The directors' consortium is expected to be one of three bidders. A second is likely to come from Jerry Lim, a businessman from Mauritius, and a third from an as yet unnamed American investor.

The directors' consortium has been slowed down by legal wranglings over the finances of Mark Goldberg, Palace's former chairman. Goldberg, who was declared bankrupt on Monday with personal debts of pounds 30m, lodged a pounds 3.2m deposit with the Midland Bank against Palace's debts and the fate of that money is now intertwined with bids for the club.

Goldberg's personal creditors want the money to be used to pay them, but the directors' consortium wants some of that money to be counted as part of Palace's assets. Whether it is or not will affect the detail of the directors' bid.

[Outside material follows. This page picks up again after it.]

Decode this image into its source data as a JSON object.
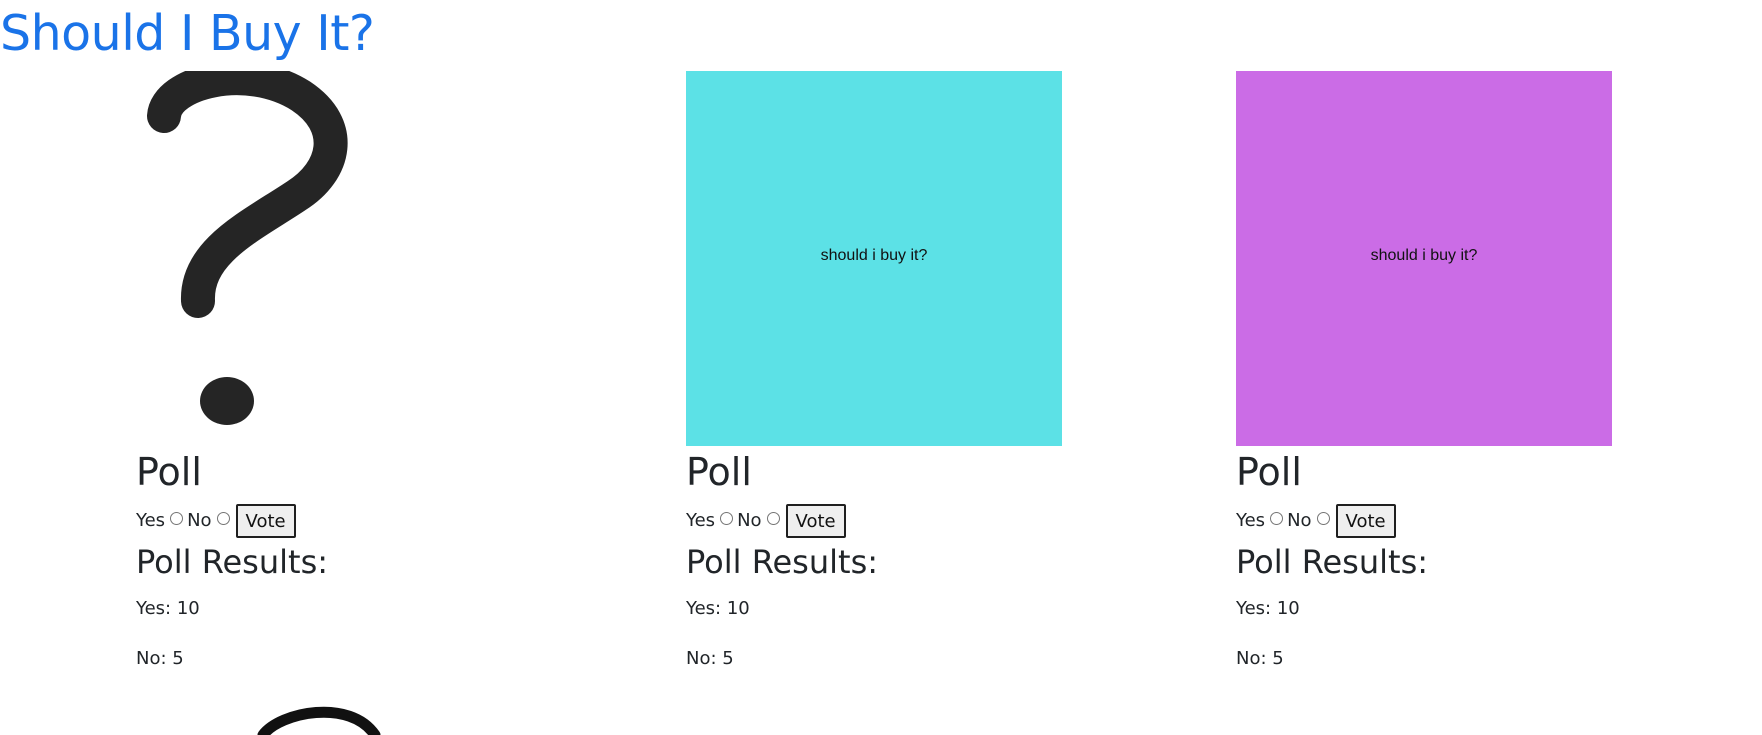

It remains to be seen whether Ron Noades, Palace's former owner and now the owner-chairman and manager of Second Division Brentford, will have any future role at Palace. Noades still owns Palace's ground, Selhurst Park and the directors' consortium wants him to return, but he has not yet decided if he will do so.

A fans' group, the Crystal Palace Supporters' Trust, has informed the administrator that it plans to launch a major appeal fund within the next fortnight. The Trust, which has held meetings with both Lim and representatives of the directors' consortium but is acting independently, wants to use the money to assist in Palace's rescue and to buy a stake in the club.

Richard House, one of the Trust's organisers, said: "We realise we won't have our funds in place before this week's deadline but we will continue with our efforts until the club's future is secured."

When Paterson has received all the bids, they will be scrutinised by the Football League to ensure they are feasible. The new owners are not expected to be formally in charge before Christmas, although Paterson said he was "hopeful" that Palace's problems were close to being resolved.